Studying abroad in London during Fall semester 2007 was really a springboard that helped David launch his career when he returned to the States and graduated with internship experience that was powerful enough to help him land a job. Since then, he has launched his own start-up technology company called uConnect to help colleges provide better career services to a new body of students. Below, David shares a few memories of his experience abroad, tells us how studying abroad gave him a career advantage over his graduating peers and the ways in which he grew personally as well.
CAPA WORLD: Tell us a bit about yourself.
DAVID KOZHUK: I grew up in Lynnfield, Massachusetts, just outside of Boston. I went to university at UMass Amherst and studied abroad in London with CAPA International Education during the Fall semester of 2007.
I’m a lover of all sports, technology, start-ups and hip-hop music. I also love to cook and, of course, eat and spend time with my best friends and closest family.
CW: How has your career developed since you returned to the States? What are you up to now that you've graduated?
DK: I interned with AIG in their Private Equity group while I was studying abroad. When I came back to the States, I was able to parlay that experience into a full-time job with a PE fund in Boston. I stayed in the Private Equity industry for 5 years and, in 2012, left my job to launch uConnect, a technology start-up that makes web and mobile applications designed to help colleges and universities provide rich online career services for their students.
CW: Tell us a bit about your internship that you completed while studying abroad, your duties and accomplishments.
DK: The internship experience I had while I was studying abroad in London was amazing. AIG group makes secondary private equity investments in European PE funds. A small, but very sophisticated team managed hundreds of millions of Euros and was very active. To this day, I keep in touch with two of the four members of that team.
CW:. Do you feel your study abroad and internship experience gave you an edge over your peers? If so, how so?
DK: Living abroad provided incredible social and cultural perspective and the internship I completed during that time gave me a huge advantage over anyone else coming out of local colleges in Boston, even against Ivy League students with top tier domestic internships.
CW. What changes did you see in yourself during the course of your study abroad program? What did your experience teach you about yourself and the world around you?
DK: I became more mature. I cared more about professional development and networking and I also developed personally and socially with those close friends around me on the same program. I was in a serious relationship then with someone who was studying abroad in Barcelona and the time we spent traveling together was amazing.
CW: Give an example of a valuable contribution you made to your internship site and how it has impacted the operation of the workplace.
DK: I played a significant role in the due diligence process for a €40 million deal that closed the last week I was there. The experience was so remarkable that I was able to leverage it into a full-time position with a firm in Boston that, otherwise, would have been very hard to get.
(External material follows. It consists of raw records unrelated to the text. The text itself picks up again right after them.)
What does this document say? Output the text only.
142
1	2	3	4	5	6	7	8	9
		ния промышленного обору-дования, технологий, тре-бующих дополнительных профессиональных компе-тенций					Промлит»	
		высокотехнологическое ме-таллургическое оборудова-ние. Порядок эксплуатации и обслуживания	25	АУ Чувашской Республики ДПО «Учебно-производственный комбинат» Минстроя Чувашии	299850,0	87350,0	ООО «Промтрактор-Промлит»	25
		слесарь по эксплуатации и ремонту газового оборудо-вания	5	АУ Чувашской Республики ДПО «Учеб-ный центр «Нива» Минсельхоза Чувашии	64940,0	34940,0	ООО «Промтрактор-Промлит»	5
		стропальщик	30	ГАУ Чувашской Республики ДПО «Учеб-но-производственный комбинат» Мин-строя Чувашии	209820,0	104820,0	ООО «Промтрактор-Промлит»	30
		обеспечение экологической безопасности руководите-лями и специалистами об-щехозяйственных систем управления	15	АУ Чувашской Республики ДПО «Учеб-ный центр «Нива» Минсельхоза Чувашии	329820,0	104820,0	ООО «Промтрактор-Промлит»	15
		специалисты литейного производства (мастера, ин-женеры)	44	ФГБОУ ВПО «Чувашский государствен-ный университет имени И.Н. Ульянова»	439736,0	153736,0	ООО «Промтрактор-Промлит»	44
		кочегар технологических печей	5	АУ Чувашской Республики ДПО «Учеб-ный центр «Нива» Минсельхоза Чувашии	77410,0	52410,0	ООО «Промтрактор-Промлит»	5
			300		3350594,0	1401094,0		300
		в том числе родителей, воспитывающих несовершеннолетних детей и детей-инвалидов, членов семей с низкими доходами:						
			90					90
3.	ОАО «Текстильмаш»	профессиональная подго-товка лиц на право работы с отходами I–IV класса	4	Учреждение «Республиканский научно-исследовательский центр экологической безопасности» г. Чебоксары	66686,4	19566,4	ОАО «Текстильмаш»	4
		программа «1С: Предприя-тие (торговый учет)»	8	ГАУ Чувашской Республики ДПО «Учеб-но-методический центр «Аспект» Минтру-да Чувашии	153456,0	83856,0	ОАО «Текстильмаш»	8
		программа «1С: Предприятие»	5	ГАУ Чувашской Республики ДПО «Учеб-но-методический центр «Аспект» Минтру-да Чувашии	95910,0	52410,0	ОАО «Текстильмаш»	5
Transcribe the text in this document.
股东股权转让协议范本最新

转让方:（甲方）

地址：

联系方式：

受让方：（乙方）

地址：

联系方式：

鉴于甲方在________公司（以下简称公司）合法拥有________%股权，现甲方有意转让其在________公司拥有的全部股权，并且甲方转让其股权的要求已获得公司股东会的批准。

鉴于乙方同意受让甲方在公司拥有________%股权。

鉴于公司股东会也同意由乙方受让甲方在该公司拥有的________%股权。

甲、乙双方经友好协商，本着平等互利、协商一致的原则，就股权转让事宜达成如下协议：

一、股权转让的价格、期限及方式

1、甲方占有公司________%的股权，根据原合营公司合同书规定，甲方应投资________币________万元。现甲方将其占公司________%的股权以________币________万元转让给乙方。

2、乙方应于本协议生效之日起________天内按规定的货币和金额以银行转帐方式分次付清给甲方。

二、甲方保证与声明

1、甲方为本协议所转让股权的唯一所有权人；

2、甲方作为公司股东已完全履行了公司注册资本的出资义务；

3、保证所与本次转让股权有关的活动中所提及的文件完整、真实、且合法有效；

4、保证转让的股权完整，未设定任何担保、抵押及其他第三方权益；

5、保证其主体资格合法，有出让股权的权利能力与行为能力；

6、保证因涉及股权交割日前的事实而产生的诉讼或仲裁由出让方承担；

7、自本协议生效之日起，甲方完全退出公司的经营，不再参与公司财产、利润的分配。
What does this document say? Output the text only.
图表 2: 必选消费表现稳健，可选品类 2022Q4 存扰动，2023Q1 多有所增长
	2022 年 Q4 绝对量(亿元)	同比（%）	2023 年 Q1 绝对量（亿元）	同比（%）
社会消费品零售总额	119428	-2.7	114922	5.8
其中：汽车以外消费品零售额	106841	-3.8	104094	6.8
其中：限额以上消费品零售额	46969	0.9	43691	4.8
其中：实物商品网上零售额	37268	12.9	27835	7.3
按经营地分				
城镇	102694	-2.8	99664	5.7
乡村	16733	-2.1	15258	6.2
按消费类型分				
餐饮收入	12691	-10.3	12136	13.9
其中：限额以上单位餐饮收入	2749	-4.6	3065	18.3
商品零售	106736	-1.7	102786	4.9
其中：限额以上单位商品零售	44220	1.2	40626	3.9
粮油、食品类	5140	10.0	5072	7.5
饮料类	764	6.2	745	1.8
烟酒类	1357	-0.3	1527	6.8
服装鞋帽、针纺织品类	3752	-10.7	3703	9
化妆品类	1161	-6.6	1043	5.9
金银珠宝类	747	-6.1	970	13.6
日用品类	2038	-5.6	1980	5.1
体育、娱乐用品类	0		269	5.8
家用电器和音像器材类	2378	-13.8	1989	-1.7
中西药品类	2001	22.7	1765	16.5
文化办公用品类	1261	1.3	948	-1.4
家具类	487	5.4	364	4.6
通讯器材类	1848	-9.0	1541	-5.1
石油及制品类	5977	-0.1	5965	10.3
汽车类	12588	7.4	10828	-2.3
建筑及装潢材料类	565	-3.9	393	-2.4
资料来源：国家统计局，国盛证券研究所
CW. How did you fund your time abroad?
DK: I worked the summer before, at an investment bank in New York, and saved money.
CW: One of CAPA’s core values is cultural engagement. Talk about some of the ways in which you experienced this while abroad.
DK: I traveled to eight European cities while living in London. I traveled with very different types of people to very different places. Some cities were more for fun and some were more for learning and cultural engagement. CAPA gave me the opportunity to explore those places with extreme flexibility but the necessary support to know that I had an institution I could rely on while traveling in a new city.
Photo: Earl's Court, London by Adam Arseneau
CW: What challenges did you face when you returned home, if any? How did your friends and family react to stories of your experience abroad?
DK: It was an easy transition home. At first I missed being home and enjoyed it, but soon the thought of being in such an amazing city with so much freedom made me miss London. I still tell stories about my experience abroad and when I tell people that I lived in Earl’s Court as a college student, and during my time there, sailed on a yacht in the French Riviera, partied in Barcelona, toured the Van Gogh museum in Amsterdam and went into self-induced food coma several times in Italy, people’s jaws drop. Most importantly, some of my closest friends are those that I made during that trip, which will forever be a link.
CW: What advice would you offer students currently studying abroad or considering a program?
DK: Studying abroad has been one of the richest experiences in my life and was one of the more rewarding decisions I made while on campus. Being part of an internship program is icing on the cake. To be able to experience a city in a social, cultural AND professional setting is so unique and one that I would think most students would want to be a part of.
Don’t worry about leaving your friends on campus, or missing a semester of classes with your faculty and peers. You have eight semesters on campus; dedicate one to an experience that will last a lifetime. You won’t regret it.